In brief: U.S. Rep. Michael Grimm charged with tax fraud

New York – Republican U.S. Rep. Michael Grimm, a former Marine and FBI agent who’s been the target of a campaign finance investigation, was instead charged on Monday with evading taxes by concealing more than $1 million in sales and wages while running a small Manhattan restaurant – a case he called a political witch hunt meant to drive him out of office.

Grimm surrendered to FBI agents early Monday following a two-year investigation that initially focused on alleged attempts to bypass contribution limits. He pleaded not guilty through his lawyer in federal court in Brooklyn to mail, wire and tax fraud charges and was released on $400,000 bond secured by his Staten Island home.
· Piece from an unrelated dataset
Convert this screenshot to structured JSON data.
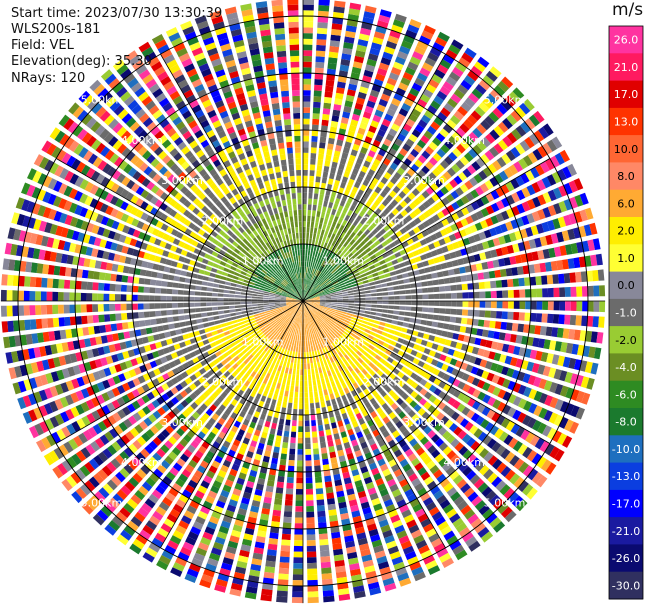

The lawmaker, using a World War II memorial across the street from the courthouse as a backdrop, later accused prosecutors of leaking “all kinds of innuendos and accusations to support a political witch hunt” intended to “assassinate my character.” He vowed to return to work in Congress while fighting the charges.

Four killed when small plane crashes into wind farm

Sioux Falls, S.D. – A small airplane heading back to South Dakota after a Texas cattle sale crashed into a wind farm in foggy weather, killing the pilot and three passengers.

Elizabeth Cory, a spokeswoman for the Federal Aviation Administration, said the single-engine Piper 32 was traveling from Hereford, Texas, to Gettysburg, S.D.

The National Transportation Safety Board is investigating, but authorities have not released any details on the crash.

The wreckage was found Monday at the South Dakota Wind Energy Center, a site south of Highmore with 27 turbines that are about 213 feet tall, plus the length of the blade.

Representative caught kissing aide won’t run in fall

Baton Rouge, La. – Louisiana GOP Rep. Vance McAllister, caught on camera kissing a married female aide, said Monday he’s failed his family, let down his district and doesn’t intend to run for re-election this fall.

In a statement, McAllister apologized for conduct he called a “personal failure,” and said he spent the Easter congressional recess reconciling with his family.

Though he won’t be on the November ballot, McAllister said he’ll serve out the remainder of his term. The married father of five children has been in office fewer than six months.